We had art birthday parties. We had handmade cards for every birthday, and handmade valentines every February. My mom made my signboard and decorations for my tropical-themed Bat Mitzvah party. She makes us clay baby gifts, as well as Christmas ornaments to hang on our tree every year. My mom does everything with creativity on the brain, and I mean everything. She is a very unique artist, and my walls have always been filled with her amazing shadow boxes, or dioramas. My sister inherited her drawing skills, and my grandfather was a very prolific artist.
With me, it didn’t come as easily or as obviously, until much later in life.
I have always been a writer. I’ve always been interested in photography. My mom encouraged both of these skills with giving me cameras to work with, and in showing me her own photography.

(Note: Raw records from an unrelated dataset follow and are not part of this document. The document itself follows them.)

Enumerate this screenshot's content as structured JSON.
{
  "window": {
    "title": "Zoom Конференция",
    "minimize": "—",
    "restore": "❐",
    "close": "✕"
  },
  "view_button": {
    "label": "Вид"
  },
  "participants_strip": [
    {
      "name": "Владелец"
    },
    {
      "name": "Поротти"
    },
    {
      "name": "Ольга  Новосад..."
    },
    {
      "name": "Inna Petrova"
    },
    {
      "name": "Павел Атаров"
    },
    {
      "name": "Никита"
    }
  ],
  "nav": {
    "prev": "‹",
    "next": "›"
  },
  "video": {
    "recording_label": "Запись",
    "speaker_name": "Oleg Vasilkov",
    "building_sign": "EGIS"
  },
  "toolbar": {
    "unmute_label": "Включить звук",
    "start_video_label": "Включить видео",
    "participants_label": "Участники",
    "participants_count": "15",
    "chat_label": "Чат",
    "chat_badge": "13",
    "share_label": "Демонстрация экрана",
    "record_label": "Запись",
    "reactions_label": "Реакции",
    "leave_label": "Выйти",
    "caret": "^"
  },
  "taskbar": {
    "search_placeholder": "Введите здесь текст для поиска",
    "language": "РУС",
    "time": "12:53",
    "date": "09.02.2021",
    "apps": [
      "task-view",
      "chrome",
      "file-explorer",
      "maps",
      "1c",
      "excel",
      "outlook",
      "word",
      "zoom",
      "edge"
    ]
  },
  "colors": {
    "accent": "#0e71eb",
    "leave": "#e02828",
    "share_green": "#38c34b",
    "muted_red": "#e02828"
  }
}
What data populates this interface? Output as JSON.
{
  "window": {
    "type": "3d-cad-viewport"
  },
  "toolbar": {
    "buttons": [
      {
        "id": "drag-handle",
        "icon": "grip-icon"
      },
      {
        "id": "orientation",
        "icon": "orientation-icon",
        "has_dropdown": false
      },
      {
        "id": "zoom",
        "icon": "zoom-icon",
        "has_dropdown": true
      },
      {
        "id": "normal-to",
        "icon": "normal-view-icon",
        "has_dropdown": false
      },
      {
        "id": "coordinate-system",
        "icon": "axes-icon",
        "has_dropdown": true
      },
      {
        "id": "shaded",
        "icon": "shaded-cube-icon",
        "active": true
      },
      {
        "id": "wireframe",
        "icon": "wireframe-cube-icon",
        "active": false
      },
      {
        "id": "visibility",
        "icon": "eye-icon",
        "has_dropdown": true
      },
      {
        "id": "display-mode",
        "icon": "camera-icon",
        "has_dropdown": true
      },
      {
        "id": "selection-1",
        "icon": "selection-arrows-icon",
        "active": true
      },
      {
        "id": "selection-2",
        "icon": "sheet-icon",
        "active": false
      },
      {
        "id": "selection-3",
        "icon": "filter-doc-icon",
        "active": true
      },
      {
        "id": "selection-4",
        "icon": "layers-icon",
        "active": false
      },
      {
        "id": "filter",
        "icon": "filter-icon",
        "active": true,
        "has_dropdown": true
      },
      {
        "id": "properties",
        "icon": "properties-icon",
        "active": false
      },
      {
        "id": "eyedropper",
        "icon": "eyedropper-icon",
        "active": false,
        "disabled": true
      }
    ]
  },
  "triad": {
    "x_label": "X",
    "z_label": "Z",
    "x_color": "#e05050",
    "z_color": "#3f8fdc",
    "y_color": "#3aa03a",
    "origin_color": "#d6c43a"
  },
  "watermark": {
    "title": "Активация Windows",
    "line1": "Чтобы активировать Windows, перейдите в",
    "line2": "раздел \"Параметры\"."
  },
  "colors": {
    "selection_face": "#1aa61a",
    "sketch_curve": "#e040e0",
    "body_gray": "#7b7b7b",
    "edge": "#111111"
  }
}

She believed in my stories and encouraged me to write them down. I think I have been expressive since birth, but the environment I grew up in has certainly helped shape me into the artist I can finally admit I am – and have always been.
My parenting is different than my mother’s parenting, of course, but I love to watch the way the creativity is so instinctual, because I know no other way of parenting my children.
There’s the game in which I play movie scores on my Pandora stations, and my five-year-old daughter, Scarlet, guesses the composer or movie.
There’s the activity in which she starts a story or a picture, and then I add to it, and then she adds to that, and so on.
There are the times she wants to take pictures the way I do, and instead of just handing her my camera, I start to explain about light and exposure. I don’t talk a lot about composition, because it’s much more fun to see what she will do, like she did in this below photo.
My husband Cassidy was an art and design major, and creativity is pretty much in every part of him. It’s in the foods he makes, the recipe creations he invites our kids to help with, and the castles he constructs out of cardboard boxes. It’s in his homemade Halloween costumes.
Sometimes, I think of him as more creative than I him, but it is more that he is confident where I am not. Together, we are a creative life force and even when we separate our skills, the kids are still getting the whole story. They are still getting two sides of the coin.
[Tweet “”Together, we are a creative life force.” -@TamaraCamPhoto”]
Even when you think you can’t, you can. My mom always taught me that. It might just be that you’re not interested, and it’s time to try something else after giving it your best shot. You can always come back to it. These are the things I have learned and these are the things I teach. Even when I think I’m not doing it, I am. I am still learning creativity the way I was taught, and I’m still teaching it even when I think I’m not.
That is the gift we give our children, and the gift they take with them.